C’est en ce mardi que le Conseil d’évaluation du système scolaire (Cnesco) rend publics les résultats d’une étude portant sur la qualité de vie en milieu scolaire. Une qualité qui se mesure notamment aux niveaux visuel (lumière, propreté, espace) et auditif (bruit), en y ajoutant la température, la restauration de même que la qualité de l’air.
Dans cette enquête, les problèmes semblent essentiellement se situer à la cantine, où les élèves se plaignent du bruit y régnant, et concerner les salles de classe insuffisamment chauffées en hiver ainsi que des toilettes jugées trop sales. Cités par franceinfo, des élèves scolarisés en Ile-de-France témoignent de conditions ne les incitant pas à s’installer correctement dans les sanitaires de leur établissement : « C’est sale, c’est pas propre… On n’a même pas envie de s’asseoir parce que quand on s’assoit ça colle… Il n’y a pas de papier toilette, ni de savon ».

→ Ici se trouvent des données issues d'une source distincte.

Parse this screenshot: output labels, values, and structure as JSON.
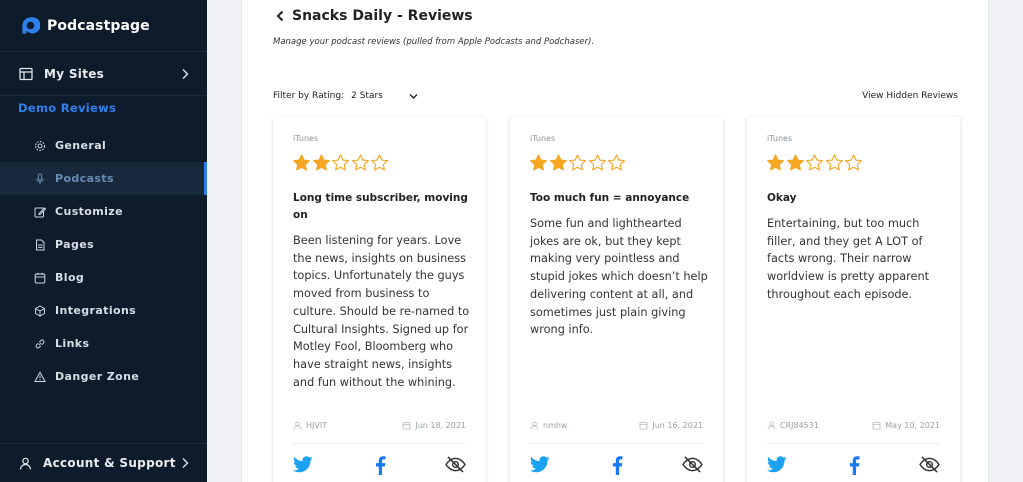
{
  "sidebar": {
    "brand": "Podcastpage",
    "my_sites": "My Sites",
    "section_title": "Demo Reviews",
    "items": [
      {
        "label": "General",
        "icon": "gear-icon",
        "active": false
      },
      {
        "label": "Podcasts",
        "icon": "microphone-icon",
        "active": true
      },
      {
        "label": "Customize",
        "icon": "edit-icon",
        "active": false
      },
      {
        "label": "Pages",
        "icon": "page-icon",
        "active": false
      },
      {
        "label": "Blog",
        "icon": "calendar-icon",
        "active": false
      },
      {
        "label": "Integrations",
        "icon": "cube-icon",
        "active": false
      },
      {
        "label": "Links",
        "icon": "link-icon",
        "active": false
      },
      {
        "label": "Danger Zone",
        "icon": "warning-icon",
        "active": false
      }
    ],
    "account": "Account & Support"
  },
  "header": {
    "title": "Snacks Daily - Reviews",
    "description": "Manage your podcast reviews (pulled from Apple Podcasts and Podchaser)."
  },
  "filter": {
    "label": "Filter by Rating:",
    "value": "2 Stars",
    "hidden_link": "View Hidden Reviews"
  },
  "reviews": [
    {
      "source": "iTunes",
      "rating": 2,
      "max_rating": 5,
      "title": "Long time subscriber, moving on",
      "body": "Been listening for years. Love the news, insights on business topics. Unfortunately the guys moved from business to culture. Should be re-named to Cultural Insights. Signed up for Motley Fool, Bloomberg who have straight news, insights and fun without the whining.",
      "author": "HJVIT",
      "date": "Jun 18, 2021"
    },
    {
      "source": "iTunes",
      "rating": 2,
      "max_rating": 5,
      "title": "Too much fun = annoyance",
      "body": "Some fun and lighthearted jokes are ok, but they kept making very pointless and stupid jokes which doesn’t help delivering content at all, and sometimes just plain giving wrong info.",
      "author": "nmhw",
      "date": "Jun 16, 2021"
    },
    {
      "source": "iTunes",
      "rating": 2,
      "max_rating": 5,
      "title": "Okay",
      "body": "Entertaining, but too much filler, and they get A LOT of facts wrong. Their narrow worldview is pretty apparent throughout each episode.",
      "author": "CRJ84531",
      "date": "May 10, 2021"
    }
  ],
  "colors": {
    "sidebar_bg": "#0d1b2a",
    "accent": "#2f80ed",
    "star": "#f5a623",
    "twitter": "#1da1f2",
    "facebook": "#1877f2"
  }
}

École : des élèves se retiennent pour ne pas utiliser des toilettes sales
Une collégienne ajoute : « On essaie d’y aller le matin parce que c’est là où il y a le papier toilette, où c’est propre. Et même le matin, parfois c’est sale ». Des élèves choisissent alors de se retenir pour ne pas avoir à utiliser des toilettes à la propreté non garantie.
Un syndicat dénonce le non civisme des élèves dans les sanitaires
Il apparaît de même, au travers de cette étude, que dans un peu plus d’un établissement scolaire sur deux (53%), les toilettes ne sont nettoyées qu’une fois par jour. Un faux problème pour Philippe Tournier, du SNPDEN (Syndicat national des personnels de direction de l’Éducation nationale) :
« Nous avons quand même un problème des comportements dans les toilettes. On n’est pas obligé de faire pipi à côté, on n’est pas obligé de mettre le papier dans les toilettes pour les boucher. On n’est pas obligé d’enlever le savon et de faire des batailles de savon ». Ils sont 40%, chez les chefs d’établissement, à déplorer un manque de toilettes dans leurs locaux, alors qu’un certain nombre d’entre eux regrette de disposer encore de toilettes à la turque.